In 1997, several generic companies sought approval from the Food and Drug Administration (FDA) to market generic versions of Cipro, a product which was bringing Bayer around $1 billion in annual sales. Bayer sued the generics firms for patent infringement, and then paid them $400 million under the cover of settling the patent litigation, with the companies agreeing not to market generic versions of Cipro for six years, says AG Harris’s office. In 2000, class-action lawsuits were filed in New York on behalf of consumers against Bayer, as well as the companies with which it entered pay-for-delay agreements, including Barr Laboratories, Watson Pharmaceuticals, Hoechst Marion Roussel and the Rugby Group. The rulings in those suits allowed drug companies to pay one another not to compete if done in the context of settling patent litigation, even if the patents involved were not necessarily valid or infringed upon.

Brand-name and generic drugmakers routinely enter into settlement agreements to end patent litigation but, until 2005, none of them included pay-for-delay provisions – companies had assumed such agreements violated antitrust law, the Senators point out.

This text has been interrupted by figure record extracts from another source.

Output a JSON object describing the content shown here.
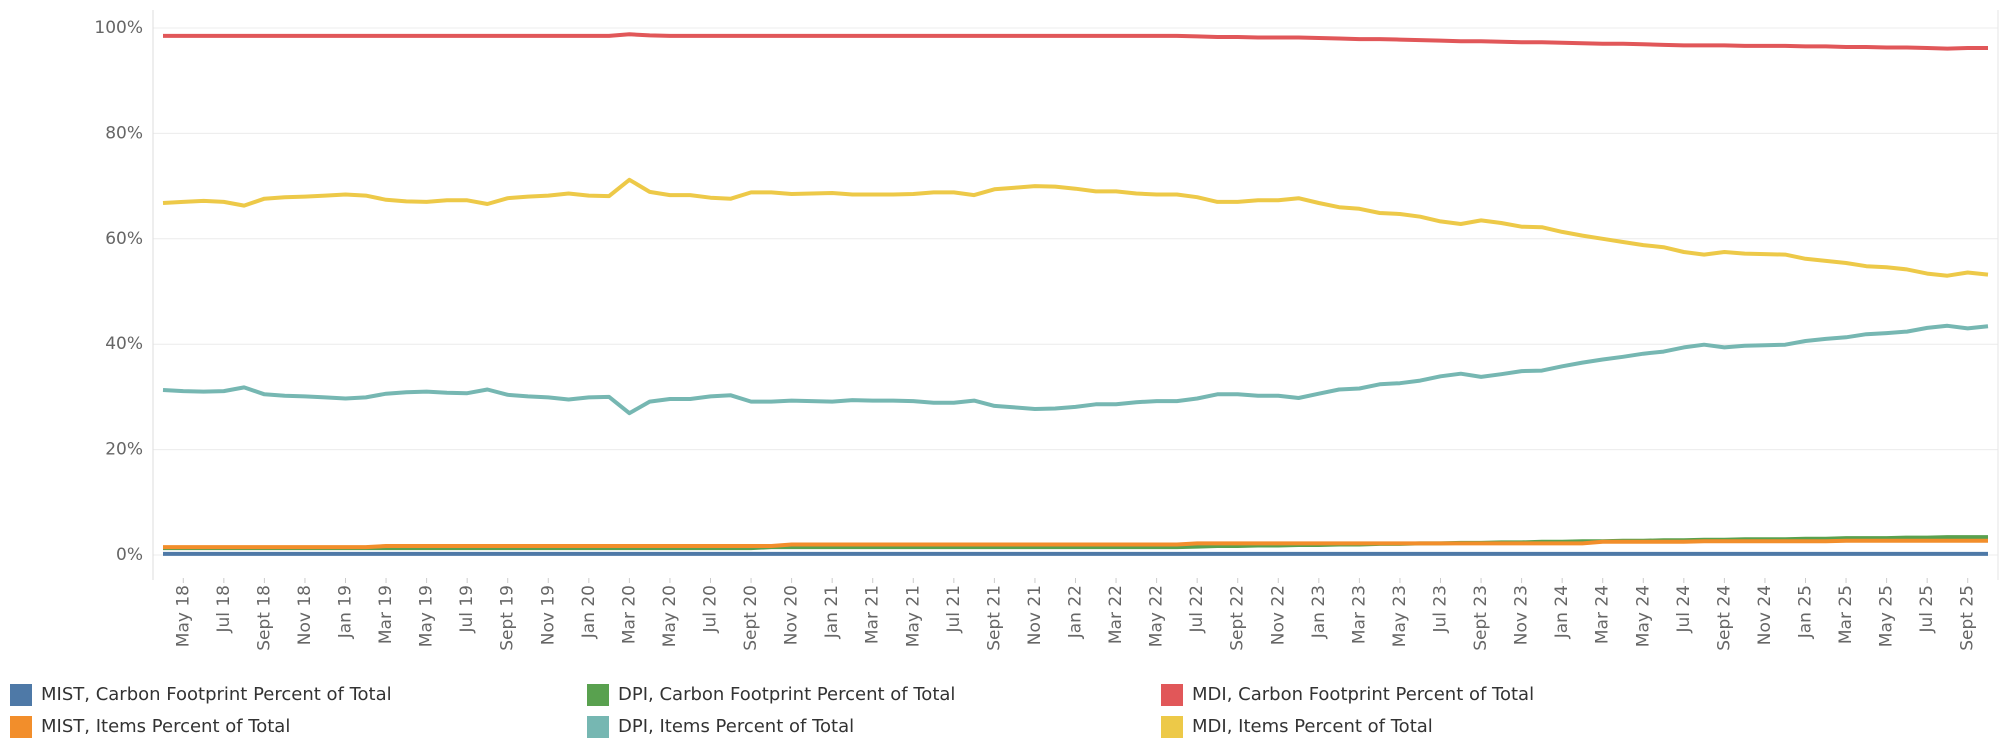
{
  "chart_data": {
    "type": "line",
    "categories": [
      null,
      "May 18",
      null,
      "Jul 18",
      null,
      "Sept 18",
      null,
      "Nov 18",
      null,
      "Jan 19",
      null,
      "Mar 19",
      null,
      "May 19",
      null,
      "Jul 19",
      null,
      "Sept 19",
      null,
      "Nov 19",
      null,
      "Jan 20",
      null,
      "Mar 20",
      null,
      "May 20",
      null,
      "Jul 20",
      null,
      "Sept 20",
      null,
      "Nov 20",
      null,
      "Jan 21",
      null,
      "Mar 21",
      null,
      "May 21",
      null,
      "Jul 21",
      null,
      "Sept 21",
      null,
      "Nov 21",
      null,
      "Jan 22",
      null,
      "Mar 22",
      null,
      "May 22",
      null,
      "Jul 22",
      null,
      "Sept 22",
      null,
      "Nov 22",
      null,
      "Jan 23",
      null,
      "Mar 23",
      null,
      "May 23",
      null,
      "Jul 23",
      null,
      "Sept 23",
      null,
      "Nov 23",
      null,
      "Jan 24",
      null,
      "Mar 24",
      null,
      "May 24",
      null,
      "Jul 24",
      null,
      "Sept 24",
      null,
      "Nov 24",
      null,
      "Jan 25",
      null,
      "Mar 25",
      null,
      "May 25",
      null,
      "Jul 25",
      null,
      "Sept 25",
      null
    ],
    "ylim": [
      0,
      100
    ],
    "yticks": [
      {
        "value": 0,
        "label": "0%"
      },
      {
        "value": 20,
        "label": "20%"
      },
      {
        "value": 40,
        "label": "40%"
      },
      {
        "value": 60,
        "label": "60%"
      },
      {
        "value": 80,
        "label": "80%"
      },
      {
        "value": 100,
        "label": "100%"
      }
    ],
    "grid": true,
    "series": [
      {
        "name": "MIST, Carbon Footprint Percent of Total",
        "color": "#4e79a7",
        "values": [
          0.2,
          0.2,
          0.2,
          0.2,
          0.2,
          0.2,
          0.2,
          0.2,
          0.2,
          0.2,
          0.2,
          0.2,
          0.2,
          0.2,
          0.2,
          0.2,
          0.2,
          0.2,
          0.2,
          0.2,
          0.2,
          0.2,
          0.2,
          0.2,
          0.2,
          0.2,
          0.2,
          0.2,
          0.2,
          0.2,
          0.2,
          0.2,
          0.2,
          0.2,
          0.2,
          0.2,
          0.2,
          0.2,
          0.2,
          0.2,
          0.2,
          0.2,
          0.2,
          0.2,
          0.2,
          0.2,
          0.2,
          0.2,
          0.2,
          0.2,
          0.2,
          0.2,
          0.2,
          0.2,
          0.2,
          0.2,
          0.2,
          0.2,
          0.2,
          0.2,
          0.2,
          0.2,
          0.2,
          0.2,
          0.2,
          0.2,
          0.2,
          0.2,
          0.2,
          0.2,
          0.2,
          0.2,
          0.2,
          0.2,
          0.2,
          0.2,
          0.2,
          0.2,
          0.2,
          0.2,
          0.2,
          0.2,
          0.2,
          0.2,
          0.2,
          0.2,
          0.2,
          0.2,
          0.2,
          0.2,
          0.2
        ]
      },
      {
        "name": "MIST, Items Percent of Total",
        "color": "#f28e2b",
        "values": [
          1.5,
          1.5,
          1.5,
          1.5,
          1.5,
          1.5,
          1.5,
          1.5,
          1.5,
          1.5,
          1.5,
          1.7,
          1.7,
          1.7,
          1.7,
          1.7,
          1.7,
          1.7,
          1.7,
          1.7,
          1.7,
          1.7,
          1.7,
          1.7,
          1.7,
          1.7,
          1.7,
          1.7,
          1.7,
          1.7,
          1.7,
          2,
          2,
          2,
          2,
          2,
          2,
          2,
          2,
          2,
          2,
          2,
          2,
          2,
          2,
          2,
          2,
          2,
          2,
          2,
          2,
          2.2,
          2.2,
          2.2,
          2.2,
          2.2,
          2.2,
          2.2,
          2.2,
          2.2,
          2.2,
          2.2,
          2.2,
          2.2,
          2.2,
          2.2,
          2.2,
          2.2,
          2.2,
          2.2,
          2.2,
          2.5,
          2.5,
          2.5,
          2.5,
          2.5,
          2.6,
          2.6,
          2.6,
          2.6,
          2.6,
          2.6,
          2.6,
          2.7,
          2.7,
          2.7,
          2.7,
          2.7,
          2.7,
          2.7,
          2.7
        ]
      },
      {
        "name": "DPI, Carbon Footprint Percent of Total",
        "color": "#59a14f",
        "values": [
          1.3,
          1.3,
          1.3,
          1.3,
          1.3,
          1.3,
          1.3,
          1.3,
          1.3,
          1.3,
          1.3,
          1.3,
          1.3,
          1.3,
          1.3,
          1.3,
          1.3,
          1.3,
          1.3,
          1.3,
          1.3,
          1.3,
          1.3,
          1.3,
          1.3,
          1.3,
          1.3,
          1.3,
          1.3,
          1.3,
          1.5,
          1.5,
          1.5,
          1.5,
          1.5,
          1.5,
          1.5,
          1.5,
          1.5,
          1.5,
          1.5,
          1.5,
          1.5,
          1.5,
          1.5,
          1.5,
          1.5,
          1.5,
          1.5,
          1.5,
          1.5,
          1.6,
          1.7,
          1.7,
          1.8,
          1.8,
          1.9,
          1.9,
          2,
          2,
          2.1,
          2.1,
          2.2,
          2.2,
          2.3,
          2.3,
          2.4,
          2.4,
          2.5,
          2.5,
          2.6,
          2.6,
          2.7,
          2.7,
          2.8,
          2.8,
          2.9,
          2.9,
          3,
          3,
          3,
          3.1,
          3.1,
          3.2,
          3.2,
          3.2,
          3.3,
          3.3,
          3.4,
          3.4,
          3.4
        ]
      },
      {
        "name": "DPI, Items Percent of Total",
        "color": "#76b7b2",
        "values": [
          31.3,
          31.1,
          31,
          31.1,
          31.8,
          30.5,
          30.2,
          30.1,
          29.9,
          29.7,
          29.9,
          30.6,
          30.9,
          31,
          30.8,
          30.7,
          31.4,
          30.4,
          30.1,
          29.9,
          29.5,
          29.9,
          30,
          26.9,
          29.1,
          29.6,
          29.6,
          30.1,
          30.3,
          29.1,
          29.1,
          29.3,
          29.2,
          29.1,
          29.4,
          29.3,
          29.3,
          29.2,
          28.9,
          28.9,
          29.3,
          28.3,
          28,
          27.7,
          27.8,
          28.1,
          28.6,
          28.6,
          29,
          29.2,
          29.2,
          29.7,
          30.5,
          30.5,
          30.2,
          30.2,
          29.8,
          30.6,
          31.4,
          31.6,
          32.4,
          32.6,
          33.1,
          33.9,
          34.4,
          33.8,
          34.3,
          34.9,
          35,
          35.8,
          36.5,
          37.1,
          37.6,
          38.2,
          38.6,
          39.4,
          39.9,
          39.4,
          39.7,
          39.8,
          39.9,
          40.6,
          41,
          41.3,
          41.9,
          42.1,
          42.4,
          43.1,
          43.5,
          43,
          43.4
        ]
      },
      {
        "name": "MDI, Carbon Footprint Percent of Total",
        "color": "#e15759",
        "values": [
          98.5,
          98.5,
          98.5,
          98.5,
          98.5,
          98.5,
          98.5,
          98.5,
          98.5,
          98.5,
          98.5,
          98.5,
          98.5,
          98.5,
          98.5,
          98.5,
          98.5,
          98.5,
          98.5,
          98.5,
          98.5,
          98.5,
          98.5,
          98.8,
          98.6,
          98.5,
          98.5,
          98.5,
          98.5,
          98.5,
          98.5,
          98.5,
          98.5,
          98.5,
          98.5,
          98.5,
          98.5,
          98.5,
          98.5,
          98.5,
          98.5,
          98.5,
          98.5,
          98.5,
          98.5,
          98.5,
          98.5,
          98.5,
          98.5,
          98.5,
          98.5,
          98.4,
          98.3,
          98.3,
          98.2,
          98.2,
          98.2,
          98.1,
          98,
          97.9,
          97.9,
          97.8,
          97.7,
          97.6,
          97.5,
          97.5,
          97.4,
          97.3,
          97.3,
          97.2,
          97.1,
          97,
          97,
          96.9,
          96.8,
          96.7,
          96.7,
          96.7,
          96.6,
          96.6,
          96.6,
          96.5,
          96.5,
          96.4,
          96.4,
          96.3,
          96.3,
          96.2,
          96.1,
          96.2,
          96.2
        ]
      },
      {
        "name": "MDI, Items Percent of Total",
        "color": "#edc948",
        "values": [
          66.8,
          67,
          67.2,
          67,
          66.3,
          67.6,
          67.9,
          68,
          68.2,
          68.4,
          68.2,
          67.4,
          67.1,
          67,
          67.3,
          67.3,
          66.6,
          67.7,
          68,
          68.2,
          68.6,
          68.2,
          68.1,
          71.2,
          68.9,
          68.3,
          68.3,
          67.8,
          67.6,
          68.8,
          68.8,
          68.5,
          68.6,
          68.7,
          68.4,
          68.4,
          68.4,
          68.5,
          68.8,
          68.8,
          68.3,
          69.4,
          69.7,
          70,
          69.9,
          69.5,
          69,
          69,
          68.6,
          68.4,
          68.4,
          67.9,
          67,
          67,
          67.3,
          67.3,
          67.7,
          66.8,
          66,
          65.7,
          64.9,
          64.7,
          64.2,
          63.3,
          62.8,
          63.5,
          63,
          62.3,
          62.2,
          61.3,
          60.6,
          60,
          59.4,
          58.8,
          58.4,
          57.5,
          57,
          57.5,
          57.2,
          57.1,
          57,
          56.2,
          55.8,
          55.4,
          54.8,
          54.6,
          54.2,
          53.4,
          53,
          53.6,
          53.2
        ]
      }
    ]
  }
}
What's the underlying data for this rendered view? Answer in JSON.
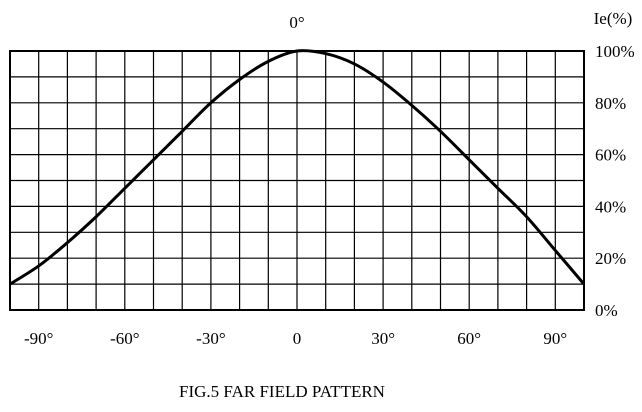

However, in 2005 three appeal court decisions allowing such deals changed all that, and in the following four years, 63 out of 194 patent settlements included payments to delay generic competition.

2009 saw a record 19 such deals and then, last August, the Federal Trade Commission (FTC) told a hearing of the House Judiciary Committee subcommittee that, according to preliminary figures, there had been 21 brand-generic settlements involving some sort of compensation in the first nine months of fiscal year 2010, more than any prior full fiscal year, and protecting $9 billion in prescription drug sales.

“At the same time, the settlement filings confirm that brand and generic companies can settle their disputes without brand companies paying their generic competitors not to compete. 75% of all final patent settlements – 63 – did not involve compensation from the brand company to the generic combined with a delay in generic entry,” FTC chairman Commissioner Jon Leibowitz told the panel.

The FTC has repeatedly said that stopping pay-for-delay deals is one of its top priorities, and that doing so would save consumers at least $35 billion over the next ten years, plus around $12 billion for the federal government, which pays approximately one-third of all prescription drug costs.